We made it to Johns Lake (although we never found out if it belonged to someone named John or was for people who paid for sex workers or what) and watched a mix of rain and snow fall around while we boomed and ate cheese. You live your dreams, I’ll live mine.
We took the Going to the Sun Road back to Lake McDonald, and this time spent a while on the lake itself, taking in the sun and reveling in the quiet. It really was the most perfect part of our weekend.
Feeling rewarded by nature, we headed back into town to catch the tail end of the winter carnival. We may have missed the parade but we definitely didn’t miss the fire dancing or pole performances or the dunk tank. Or the beer! It was a casually raucous time, if such a thing exists. Happy people drinking beer dressed like hippies while holding their babies and watching pole dancers. #montana
The weather shifted overnight. Snow started coming down, and while beautiful, it caused havoc at the airport. We spent the rest of the day (Super Bowl Sunday) trying to get home via Salt Lake City. We missed napping through the game on our couch! We missed literally none of the game because nothing happened! The travel-related horror!

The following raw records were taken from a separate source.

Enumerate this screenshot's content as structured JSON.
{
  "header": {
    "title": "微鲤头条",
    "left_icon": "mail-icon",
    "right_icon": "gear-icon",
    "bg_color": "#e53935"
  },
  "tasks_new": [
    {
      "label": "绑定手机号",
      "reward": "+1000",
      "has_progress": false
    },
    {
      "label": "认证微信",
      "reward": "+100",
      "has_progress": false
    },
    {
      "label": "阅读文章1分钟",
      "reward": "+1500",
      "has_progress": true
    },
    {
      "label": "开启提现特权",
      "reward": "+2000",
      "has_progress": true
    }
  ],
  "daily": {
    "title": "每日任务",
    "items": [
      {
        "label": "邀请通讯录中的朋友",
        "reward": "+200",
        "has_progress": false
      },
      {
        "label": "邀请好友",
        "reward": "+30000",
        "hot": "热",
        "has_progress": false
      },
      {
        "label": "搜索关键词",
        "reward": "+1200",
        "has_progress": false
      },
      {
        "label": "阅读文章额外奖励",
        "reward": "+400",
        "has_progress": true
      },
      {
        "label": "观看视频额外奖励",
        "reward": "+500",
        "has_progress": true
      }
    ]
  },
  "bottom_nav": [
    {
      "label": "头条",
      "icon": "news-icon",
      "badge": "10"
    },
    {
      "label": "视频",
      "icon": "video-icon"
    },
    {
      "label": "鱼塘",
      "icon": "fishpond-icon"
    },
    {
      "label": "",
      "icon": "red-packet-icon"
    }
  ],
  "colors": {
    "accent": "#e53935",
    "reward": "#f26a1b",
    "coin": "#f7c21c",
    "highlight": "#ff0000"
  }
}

In all seriousness, we were the last group of people to get out of Kalispell that day. When we left, it was 25 degrees; by the time we left Salt Lake City, Kalispell was -5. I don’t do a lot of math, but even I know that’s a drop I’m glad we missed.
What, like planes shouldn’t fly in conditions like this?
So, technically we went to Glacier National Park but we’ll have to go back again. Just promise that next time we won’t have to slog through a Super Bowl.
AWK Tips for Glacier National Park
Save the drama for your mama, and save Glacier National Park for the summer.